Mutation of the nucleotide binding motifs of Cfd1 and Nbp35 leads to defective Fe-S cluster loading. A and B, ⁵⁵Fe incorporation into endogenous Leu1 was followed as described in Fig. 2A for Gal-CFD1 cells (A) and Gal-NBP35 (B) cells grown in galactose- or glucose-containing minimal medium as indicated. C, ⁵⁵Fe incorporation into plasmid-encoded Cfd1-TAP or its K31A mutant version was measured in Gal-CFD1 cells grown in galactose- or glucose-containing minimal medium as indicated. D, ⁵⁵Fe incorporation into plasmid-encoded Nbp35-TAP or its K86A mutant version was estimated in Gal-NBP35 cells as described in C. In C and D the background values (around 2 × 10³ cpm/g cells) obtained with empty plasmids were subtracted. Immunostaining of Leu1, Cfd1, and Nbp35 in cell extracts is shown at the bottom of the panels.
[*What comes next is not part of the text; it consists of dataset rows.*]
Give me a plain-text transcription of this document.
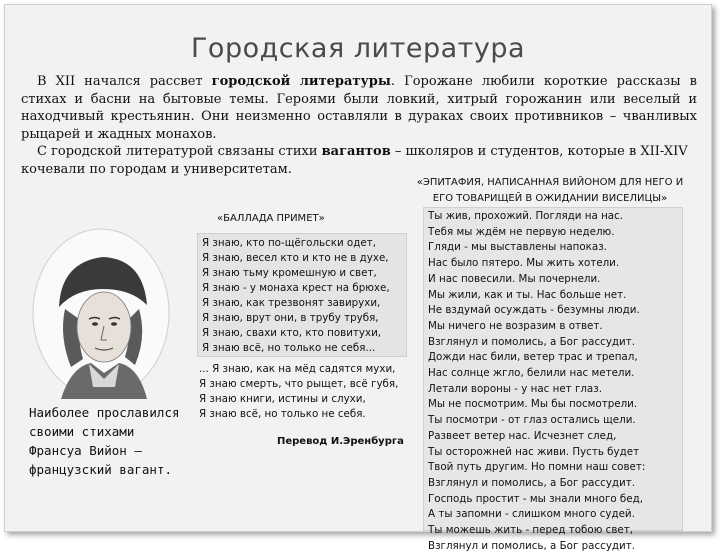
Городская литература

В XII начался рассвет городской литературы. Горожане любили короткие рассказы в стихах и басни на бытовые темы. Героями были ловкий, хитрый горожанин или веселый и находчивый крестьянин. Они неизменно оставляли в дураках своих противников – чванливых рыцарей и жадных монахов.

С городской литературой связаны стихи вагантов – школяров и студентов, которые в XII-XIV

кочевали по городам и университетам.
Наиболее прославился своими стихами Франсуа Вийон – французский вагант.
«БАЛЛАДА ПРИМЕТ»
Я знаю, кто по-щёгольски одет,
Я знаю, весел кто и кто не в духе,
Я знаю тьму кромешную и свет,
Я знаю - у монаха крест на брюхе,
Я знаю, как трезвонят завирухи,
Я знаю, врут они, в трубу трубя,
Я знаю, свахи кто, кто повитухи,
Я знаю всё, но только не себя...
... Я знаю, как на мёд садятся мухи,
Я знаю смерть, что рыщет, всё губя,
Я знаю книги, истины и слухи,
Я знаю всё, но только не себя.
Перевод И.Эренбурга
«ЭПИТАФИЯ, НАПИСАННАЯ ВИЙОНОМ ДЛЯ НЕГО И
ЕГО ТОВАРИЩЕЙ В ОЖИДАНИИ ВИСЕЛИЦЫ»
Ты жив, прохожий. Погляди на нас.
Тебя мы ждём не первую неделю.
Гляди - мы выставлены напоказ.
Нас было пятеро. Мы жить хотели.
И нас повесили. Мы почернели.
Мы жили, как и ты. Нас больше нет.
Не вздумай осуждать - безумны люди.
Мы ничего не возразим в ответ.
Взглянул и помолись, а Бог рассудит.
Дожди нас били, ветер трас и трепал,
Нас солнце жгло, белили нас метели.
Летали вороны - у нас нет глаз.
Мы не посмотрим. Мы бы посмотрели.
Ты посмотри - от глаз остались щели.
Развеет ветер нас. Исчезнет след,
Ты осторожней нас живи. Пусть будет
Твой путь другим. Но помни наш совет:
Взглянул и помолись, а Бог рассудит.
Господь простит - мы знали много бед,
А ты запомни - слишком много судей.
Ты можешь жить - перед тобою свет,
Взглянул и помолись, а Бог рассудит.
For all panels 424 plasmids under the control of the TDH3 promoter were used.

FIGURE 9.

Model depicting the two possible geometries for the Cfd1-Nbp35 hetero-tetrameric scaffold complex in the holo form. The N-terminal (N) [4Fe-4S] clusters of Nbp35 and the proposed bridging (B) [4Fe-4S] clusters are indicated. See “Discussion” for further details.